Julien Denormandie trouve normal que l'eau du marais poitevin, des Deux Sèvres et peut être même de l'Est soit pompée. Fichtre, il s'en carre comme de sa première chemise made in Taïwan. Non, Monsieur le ministre de la souffrance des animaux, des empoisonnements de paysans, de ruraux, les bassines ne sont pas remplies par les nuages mais par les nappes phréatiques. Les pro-bassines, vos amis, Monsieur le M., assèchent les terres, vident les cascades, les torrents et tout ce qui suinte clair et pur. Est ce que cela vous grattouille? Nous n'aimons pas les cultures gourmandes en eau, les gerbes d'eau crachées en été sur le maïs alors que les vaches tirent la langue dans les prés d'herbe cramée. S'ils veulent de l'eau qu'ils viennent la pomper quand les rivières débordent à cause des crétins qui dérangent le climat. Ceux qui veulent barboter dans leurs bassines aiment la chimie dans les sols, l'extinction des animaux et la production destinée à l'export, chez Bolsonaro par exemple.
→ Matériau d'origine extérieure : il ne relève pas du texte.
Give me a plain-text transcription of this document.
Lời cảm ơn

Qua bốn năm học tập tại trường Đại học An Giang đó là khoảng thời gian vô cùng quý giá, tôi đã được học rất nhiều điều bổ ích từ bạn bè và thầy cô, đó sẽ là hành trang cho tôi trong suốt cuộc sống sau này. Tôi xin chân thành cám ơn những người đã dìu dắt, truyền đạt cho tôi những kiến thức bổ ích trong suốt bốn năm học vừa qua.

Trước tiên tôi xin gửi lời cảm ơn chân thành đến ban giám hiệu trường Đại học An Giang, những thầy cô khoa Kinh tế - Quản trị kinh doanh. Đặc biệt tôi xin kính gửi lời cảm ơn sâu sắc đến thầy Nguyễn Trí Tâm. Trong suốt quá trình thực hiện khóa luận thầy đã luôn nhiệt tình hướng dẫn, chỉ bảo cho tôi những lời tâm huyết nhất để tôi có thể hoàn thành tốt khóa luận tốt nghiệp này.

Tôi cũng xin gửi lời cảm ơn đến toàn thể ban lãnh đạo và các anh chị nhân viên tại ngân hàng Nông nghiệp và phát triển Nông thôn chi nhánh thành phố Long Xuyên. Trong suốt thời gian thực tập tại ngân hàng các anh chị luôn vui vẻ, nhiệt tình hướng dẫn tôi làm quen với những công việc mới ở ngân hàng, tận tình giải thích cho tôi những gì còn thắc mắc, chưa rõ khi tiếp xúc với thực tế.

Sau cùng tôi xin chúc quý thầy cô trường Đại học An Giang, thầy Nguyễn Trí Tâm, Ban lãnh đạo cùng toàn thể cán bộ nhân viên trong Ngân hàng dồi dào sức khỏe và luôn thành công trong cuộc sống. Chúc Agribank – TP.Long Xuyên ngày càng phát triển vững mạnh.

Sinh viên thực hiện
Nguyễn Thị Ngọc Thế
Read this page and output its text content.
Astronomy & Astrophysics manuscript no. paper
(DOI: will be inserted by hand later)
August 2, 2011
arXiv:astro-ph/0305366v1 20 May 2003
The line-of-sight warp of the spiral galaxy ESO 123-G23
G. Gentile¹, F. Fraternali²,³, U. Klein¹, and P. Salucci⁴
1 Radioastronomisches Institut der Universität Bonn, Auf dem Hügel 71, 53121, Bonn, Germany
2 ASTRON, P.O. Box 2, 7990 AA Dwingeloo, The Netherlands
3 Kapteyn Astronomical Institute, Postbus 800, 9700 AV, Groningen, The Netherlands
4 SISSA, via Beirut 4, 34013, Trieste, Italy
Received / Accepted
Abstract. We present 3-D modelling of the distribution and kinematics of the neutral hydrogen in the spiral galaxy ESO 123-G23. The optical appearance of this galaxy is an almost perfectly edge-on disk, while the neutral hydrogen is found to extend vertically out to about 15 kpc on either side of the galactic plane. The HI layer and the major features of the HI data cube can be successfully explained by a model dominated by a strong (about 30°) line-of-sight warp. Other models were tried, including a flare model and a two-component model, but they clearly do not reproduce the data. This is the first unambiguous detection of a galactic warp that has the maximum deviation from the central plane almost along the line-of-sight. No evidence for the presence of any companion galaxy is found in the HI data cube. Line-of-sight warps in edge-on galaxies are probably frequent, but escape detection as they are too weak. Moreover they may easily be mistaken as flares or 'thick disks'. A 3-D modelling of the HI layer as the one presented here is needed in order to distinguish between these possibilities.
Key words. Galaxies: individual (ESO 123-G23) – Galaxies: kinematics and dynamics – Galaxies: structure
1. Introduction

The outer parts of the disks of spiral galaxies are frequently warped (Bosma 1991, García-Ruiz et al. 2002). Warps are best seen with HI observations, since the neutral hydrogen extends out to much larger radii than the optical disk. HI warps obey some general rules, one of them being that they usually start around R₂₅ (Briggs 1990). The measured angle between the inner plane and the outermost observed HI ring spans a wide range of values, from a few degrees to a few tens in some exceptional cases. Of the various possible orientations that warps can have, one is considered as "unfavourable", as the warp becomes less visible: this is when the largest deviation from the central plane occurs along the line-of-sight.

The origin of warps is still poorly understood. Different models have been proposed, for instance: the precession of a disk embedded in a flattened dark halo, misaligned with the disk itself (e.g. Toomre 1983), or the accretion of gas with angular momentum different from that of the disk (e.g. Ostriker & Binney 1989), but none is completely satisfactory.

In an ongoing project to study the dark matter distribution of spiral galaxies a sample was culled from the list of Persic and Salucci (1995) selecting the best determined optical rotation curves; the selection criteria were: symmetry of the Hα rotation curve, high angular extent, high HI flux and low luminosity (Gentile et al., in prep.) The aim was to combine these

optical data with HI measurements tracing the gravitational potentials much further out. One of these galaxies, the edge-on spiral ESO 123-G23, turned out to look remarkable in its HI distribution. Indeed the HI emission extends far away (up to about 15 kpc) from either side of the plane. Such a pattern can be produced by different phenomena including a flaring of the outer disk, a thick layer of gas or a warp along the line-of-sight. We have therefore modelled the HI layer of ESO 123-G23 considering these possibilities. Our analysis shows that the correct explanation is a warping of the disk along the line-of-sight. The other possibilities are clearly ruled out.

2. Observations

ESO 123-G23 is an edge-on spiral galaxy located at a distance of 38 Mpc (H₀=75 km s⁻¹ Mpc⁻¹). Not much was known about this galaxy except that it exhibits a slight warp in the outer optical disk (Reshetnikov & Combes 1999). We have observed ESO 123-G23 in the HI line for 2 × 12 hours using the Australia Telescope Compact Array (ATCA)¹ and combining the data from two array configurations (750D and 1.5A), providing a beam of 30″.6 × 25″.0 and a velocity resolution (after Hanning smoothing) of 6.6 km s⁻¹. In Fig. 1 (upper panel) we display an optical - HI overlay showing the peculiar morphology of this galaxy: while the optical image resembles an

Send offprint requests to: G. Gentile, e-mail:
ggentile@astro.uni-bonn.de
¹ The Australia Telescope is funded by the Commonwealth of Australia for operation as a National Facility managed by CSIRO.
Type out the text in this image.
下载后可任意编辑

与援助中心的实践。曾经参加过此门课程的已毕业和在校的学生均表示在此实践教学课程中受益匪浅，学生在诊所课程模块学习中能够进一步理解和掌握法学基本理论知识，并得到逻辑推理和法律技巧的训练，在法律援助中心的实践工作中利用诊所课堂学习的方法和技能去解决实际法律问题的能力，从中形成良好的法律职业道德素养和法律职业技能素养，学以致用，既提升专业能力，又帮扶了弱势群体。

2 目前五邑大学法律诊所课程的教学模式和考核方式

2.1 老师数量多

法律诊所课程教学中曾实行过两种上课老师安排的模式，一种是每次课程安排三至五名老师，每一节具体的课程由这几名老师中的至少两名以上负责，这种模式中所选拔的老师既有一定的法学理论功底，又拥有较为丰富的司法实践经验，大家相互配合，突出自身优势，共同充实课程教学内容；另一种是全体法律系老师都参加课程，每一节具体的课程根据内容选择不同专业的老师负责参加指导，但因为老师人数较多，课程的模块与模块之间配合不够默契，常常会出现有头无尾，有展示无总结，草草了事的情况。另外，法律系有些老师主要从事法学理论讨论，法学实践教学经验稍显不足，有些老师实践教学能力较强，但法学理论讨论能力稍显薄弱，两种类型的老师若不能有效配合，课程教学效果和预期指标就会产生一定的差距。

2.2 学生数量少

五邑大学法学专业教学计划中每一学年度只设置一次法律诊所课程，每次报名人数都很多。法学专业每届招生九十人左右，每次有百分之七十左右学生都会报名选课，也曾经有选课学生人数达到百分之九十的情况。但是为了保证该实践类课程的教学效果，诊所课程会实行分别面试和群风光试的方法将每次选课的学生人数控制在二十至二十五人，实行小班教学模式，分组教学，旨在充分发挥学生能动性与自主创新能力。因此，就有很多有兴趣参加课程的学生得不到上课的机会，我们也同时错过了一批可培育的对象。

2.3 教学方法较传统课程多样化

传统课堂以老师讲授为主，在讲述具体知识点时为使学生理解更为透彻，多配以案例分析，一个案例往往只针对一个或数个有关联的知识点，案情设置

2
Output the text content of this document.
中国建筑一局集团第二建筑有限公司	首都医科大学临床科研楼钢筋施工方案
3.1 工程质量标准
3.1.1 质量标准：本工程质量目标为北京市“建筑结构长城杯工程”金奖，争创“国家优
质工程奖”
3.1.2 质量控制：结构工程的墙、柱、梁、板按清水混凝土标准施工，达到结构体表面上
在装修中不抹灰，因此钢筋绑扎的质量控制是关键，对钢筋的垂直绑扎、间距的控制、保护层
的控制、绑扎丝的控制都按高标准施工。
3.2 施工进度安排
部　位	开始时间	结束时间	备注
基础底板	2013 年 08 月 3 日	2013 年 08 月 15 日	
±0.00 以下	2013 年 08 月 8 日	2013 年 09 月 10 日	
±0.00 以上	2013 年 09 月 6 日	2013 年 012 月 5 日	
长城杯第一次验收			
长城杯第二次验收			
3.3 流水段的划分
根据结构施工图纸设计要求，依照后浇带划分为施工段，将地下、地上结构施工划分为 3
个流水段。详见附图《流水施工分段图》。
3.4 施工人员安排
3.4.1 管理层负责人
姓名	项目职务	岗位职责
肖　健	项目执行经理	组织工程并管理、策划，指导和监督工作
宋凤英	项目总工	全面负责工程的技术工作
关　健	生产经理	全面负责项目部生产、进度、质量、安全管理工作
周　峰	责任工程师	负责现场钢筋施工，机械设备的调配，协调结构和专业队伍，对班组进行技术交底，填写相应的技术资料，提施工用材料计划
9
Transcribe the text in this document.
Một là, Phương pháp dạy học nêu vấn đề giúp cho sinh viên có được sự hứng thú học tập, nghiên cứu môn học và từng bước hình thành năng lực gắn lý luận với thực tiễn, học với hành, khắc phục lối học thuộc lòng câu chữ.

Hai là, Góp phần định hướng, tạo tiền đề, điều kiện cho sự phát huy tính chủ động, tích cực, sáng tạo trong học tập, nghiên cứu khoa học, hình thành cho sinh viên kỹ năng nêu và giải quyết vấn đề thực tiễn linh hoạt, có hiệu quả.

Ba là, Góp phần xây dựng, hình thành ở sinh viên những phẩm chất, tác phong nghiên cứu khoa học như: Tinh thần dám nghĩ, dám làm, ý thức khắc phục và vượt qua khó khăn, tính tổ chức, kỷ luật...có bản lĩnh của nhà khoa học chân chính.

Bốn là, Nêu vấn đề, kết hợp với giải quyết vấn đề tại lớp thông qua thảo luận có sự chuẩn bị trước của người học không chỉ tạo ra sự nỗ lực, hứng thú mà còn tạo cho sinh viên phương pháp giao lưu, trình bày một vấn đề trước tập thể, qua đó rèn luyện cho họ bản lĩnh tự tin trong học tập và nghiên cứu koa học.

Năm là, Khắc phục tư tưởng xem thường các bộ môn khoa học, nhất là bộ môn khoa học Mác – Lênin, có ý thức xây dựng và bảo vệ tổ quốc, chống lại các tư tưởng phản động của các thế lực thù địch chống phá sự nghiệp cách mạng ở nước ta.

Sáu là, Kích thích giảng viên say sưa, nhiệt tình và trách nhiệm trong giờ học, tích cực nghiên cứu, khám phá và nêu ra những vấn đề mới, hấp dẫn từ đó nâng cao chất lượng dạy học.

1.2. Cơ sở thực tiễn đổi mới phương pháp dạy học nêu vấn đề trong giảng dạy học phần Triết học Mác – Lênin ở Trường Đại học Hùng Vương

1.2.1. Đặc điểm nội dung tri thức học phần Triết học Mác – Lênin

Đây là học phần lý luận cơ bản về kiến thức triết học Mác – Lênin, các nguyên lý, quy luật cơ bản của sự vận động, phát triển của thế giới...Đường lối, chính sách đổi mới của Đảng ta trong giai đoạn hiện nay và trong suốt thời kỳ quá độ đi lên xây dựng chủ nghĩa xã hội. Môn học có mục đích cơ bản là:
Pas de cad-eaux aux irrigateurs picsous.

colette Nusbaum Vallet
Le 27/11/2021 à 11:39:15

Alain a raison pour 2018 ;o)

ENQUÊTE PUBLIQUE – 24 BASSINES SUR LA BOUTONNE Mise en ligne du 13/03/2018 au 19/03/2018
https://www.cyberacteurs.org/archives/bilan.php?id=1671  

Alain UGUEN
Le 27/11/2021 à 08:18:24

L'eau ne doit pas être confisqué par quelques agriculteurs... à moins qu'ils la paient comme tout le monde !

Krys
Le 26/11/2021 à 22:03:01

Bravo aux activistes de terrain. J'ai vu les débuts de ce mouvement en 2018, trois ans plus tard, vous n'avez rien lâcher... Que votre opiniâtreté berce nos révoltes ! No Bassaran ! :)

Alain Olivo
Le 26/11/2021 à 21:17:55

Il y a beaucoup de problèmes à régler sur ce plan des communs. L'air est un bien commun, mais certains le polluent à qui mieux mieux. La terre est aussi un bien commun, avec la liberté d'aller et de venir, avec le devoir de la tenir en "bon état" pour que la vie y soit possible: on voit ce qu'il en est.. Certes, les cultures inadaptées sont en cause, mais il y a des intérêts pour les préconiser et les imposer. L'eau, bien sûr, est aussi un bien commun.

geronimo
Le 26/11/2021 à 19:04:46

Les Sahéliens ne cultivent pas d'artichauts. Les Sahéliens ne connaissent pas non plus Christiane Lambert ;-)
Au lieu de bassiner la nature, si on adaptait les cultures au climat local ?
Que le maïs retourne sous ses tropiques natales. Il s'en portera mieux et nos nappes phréatiques aussi.